With everything that’s happened in the last few days, I hadn’t looked beyond myself to consider the implications of Aliz choosing a Familiar.

Of course it’s a big deal. But the panic that had filled her voice since we first came in here seems to have dissipated.

I don’t know how she can be so optimistic.

But now we know there is a cure.

Somewhere, deep in the labyrinth of Tynahine, lies my freedom. Both from the mark and from my mission.
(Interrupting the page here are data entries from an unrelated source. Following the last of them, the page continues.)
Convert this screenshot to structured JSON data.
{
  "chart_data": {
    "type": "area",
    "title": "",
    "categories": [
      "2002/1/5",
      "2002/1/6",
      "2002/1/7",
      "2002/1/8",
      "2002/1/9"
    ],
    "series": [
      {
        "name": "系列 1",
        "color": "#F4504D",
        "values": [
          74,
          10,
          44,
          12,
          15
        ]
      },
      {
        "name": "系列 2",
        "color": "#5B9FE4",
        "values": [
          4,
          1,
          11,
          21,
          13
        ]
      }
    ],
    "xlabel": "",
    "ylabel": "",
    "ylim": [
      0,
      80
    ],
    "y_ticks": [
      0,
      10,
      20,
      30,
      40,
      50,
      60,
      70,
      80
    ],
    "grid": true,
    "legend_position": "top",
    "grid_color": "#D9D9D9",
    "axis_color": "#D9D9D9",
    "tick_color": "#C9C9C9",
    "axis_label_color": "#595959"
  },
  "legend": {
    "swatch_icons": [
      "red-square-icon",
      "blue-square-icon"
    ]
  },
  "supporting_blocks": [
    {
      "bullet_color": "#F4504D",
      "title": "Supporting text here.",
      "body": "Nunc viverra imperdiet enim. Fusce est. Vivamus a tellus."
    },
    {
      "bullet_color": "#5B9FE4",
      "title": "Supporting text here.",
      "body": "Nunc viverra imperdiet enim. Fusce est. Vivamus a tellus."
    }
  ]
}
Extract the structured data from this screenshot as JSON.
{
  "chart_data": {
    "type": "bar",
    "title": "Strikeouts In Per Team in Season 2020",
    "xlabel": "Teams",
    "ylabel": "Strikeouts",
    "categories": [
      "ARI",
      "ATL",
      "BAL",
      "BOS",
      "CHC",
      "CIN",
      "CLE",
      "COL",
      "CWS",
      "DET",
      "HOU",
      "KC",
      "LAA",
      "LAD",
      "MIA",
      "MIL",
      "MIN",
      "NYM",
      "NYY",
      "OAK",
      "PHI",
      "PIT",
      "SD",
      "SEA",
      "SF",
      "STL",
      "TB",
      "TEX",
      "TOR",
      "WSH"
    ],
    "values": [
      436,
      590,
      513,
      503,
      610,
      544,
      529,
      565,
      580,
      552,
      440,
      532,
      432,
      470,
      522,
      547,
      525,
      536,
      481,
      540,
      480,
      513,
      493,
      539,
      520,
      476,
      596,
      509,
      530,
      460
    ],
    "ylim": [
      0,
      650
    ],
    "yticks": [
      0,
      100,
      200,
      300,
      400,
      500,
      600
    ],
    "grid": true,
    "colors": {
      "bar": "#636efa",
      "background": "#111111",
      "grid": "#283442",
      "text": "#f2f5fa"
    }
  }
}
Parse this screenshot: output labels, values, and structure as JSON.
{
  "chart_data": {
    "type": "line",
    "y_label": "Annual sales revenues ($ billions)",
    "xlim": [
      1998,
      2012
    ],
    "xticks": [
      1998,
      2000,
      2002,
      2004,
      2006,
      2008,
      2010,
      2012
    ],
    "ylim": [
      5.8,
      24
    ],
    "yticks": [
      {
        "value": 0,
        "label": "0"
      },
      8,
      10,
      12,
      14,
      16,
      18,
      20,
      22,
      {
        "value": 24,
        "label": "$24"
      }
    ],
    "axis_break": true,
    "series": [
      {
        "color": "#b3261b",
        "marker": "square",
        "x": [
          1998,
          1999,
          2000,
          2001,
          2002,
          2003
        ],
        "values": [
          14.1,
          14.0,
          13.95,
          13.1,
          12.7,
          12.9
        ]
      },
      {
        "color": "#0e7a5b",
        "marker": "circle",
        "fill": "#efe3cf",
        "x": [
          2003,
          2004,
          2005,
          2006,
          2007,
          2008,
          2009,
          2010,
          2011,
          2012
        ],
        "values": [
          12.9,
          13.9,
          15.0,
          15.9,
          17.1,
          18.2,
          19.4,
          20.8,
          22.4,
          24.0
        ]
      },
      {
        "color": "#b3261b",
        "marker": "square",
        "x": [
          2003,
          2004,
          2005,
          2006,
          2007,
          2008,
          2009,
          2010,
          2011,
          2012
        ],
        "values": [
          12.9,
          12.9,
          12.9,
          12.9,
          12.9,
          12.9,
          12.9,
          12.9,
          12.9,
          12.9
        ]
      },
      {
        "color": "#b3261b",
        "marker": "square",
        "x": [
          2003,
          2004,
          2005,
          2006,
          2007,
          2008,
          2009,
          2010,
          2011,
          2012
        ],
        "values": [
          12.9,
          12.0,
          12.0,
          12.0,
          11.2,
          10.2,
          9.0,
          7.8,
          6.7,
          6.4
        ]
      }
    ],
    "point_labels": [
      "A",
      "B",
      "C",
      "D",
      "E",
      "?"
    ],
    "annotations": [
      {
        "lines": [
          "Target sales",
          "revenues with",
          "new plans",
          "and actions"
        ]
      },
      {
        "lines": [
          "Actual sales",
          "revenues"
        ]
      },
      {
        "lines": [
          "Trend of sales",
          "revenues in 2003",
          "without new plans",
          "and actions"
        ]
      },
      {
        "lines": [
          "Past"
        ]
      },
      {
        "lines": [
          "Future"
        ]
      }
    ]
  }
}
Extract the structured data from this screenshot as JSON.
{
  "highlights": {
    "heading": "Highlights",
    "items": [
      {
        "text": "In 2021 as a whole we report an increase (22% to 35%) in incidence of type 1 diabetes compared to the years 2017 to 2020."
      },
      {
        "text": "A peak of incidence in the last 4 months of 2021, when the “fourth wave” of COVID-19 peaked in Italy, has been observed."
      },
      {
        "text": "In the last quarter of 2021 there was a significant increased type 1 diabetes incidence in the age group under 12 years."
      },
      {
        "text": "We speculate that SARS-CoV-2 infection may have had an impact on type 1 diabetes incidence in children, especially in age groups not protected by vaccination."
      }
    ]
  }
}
“You can go,” Nocth says. I turn to leave with Aliz, but Nocth clears his throat. “You stay, Miss Smith.”

Aliz narrows her eyes at him, her mouth open. “Why?” she asks.

“I must speak to her alone.”

“Right,” she says. But she stops, looking at me. I shrug. After another hesitation, Aliz shuts the door behind her, and when I turn back to Nocth, his gaze is far more intense than it was seconds ago. Discomfort brews in my stomach. I ignore it.

“Take a seat,” he says, pointing at the chair opposite his desk.

I do as he says, tugging my skirt a little lower.

Perhaps he’s going to go into more detail about the symptoms of the mark.

He looks towards his bookcase just as it slides open, and someone, a young man, steps in.

He’s in the same cream linen suit he was wearing when I saw him in the campus security office, where he decided my concerns about the Red Ribbons were not worth listening to. The Familiar.

He doesn’t say anything, resting against the tapestry behind Nocth. Something tightens in my chest.

When I look at Nocth, I’m expecting answers. Instead, the Night Dean asks me a question. “Can I bite you, Miss Smith?” I blink, the words not fully resonating. And too late, I feel that familiar numbness at the back of my head, pins and needles. His eyes are bright red, glowing as he compels me.

As he tries to.

I don’t move. I can’t say yes.

“Impressive,” he says, the glow leaving his eyes. “It’s a pleasure to finally meet you”—his fangs catch the golden glow of the desk lamp—“Rebecca Charity.”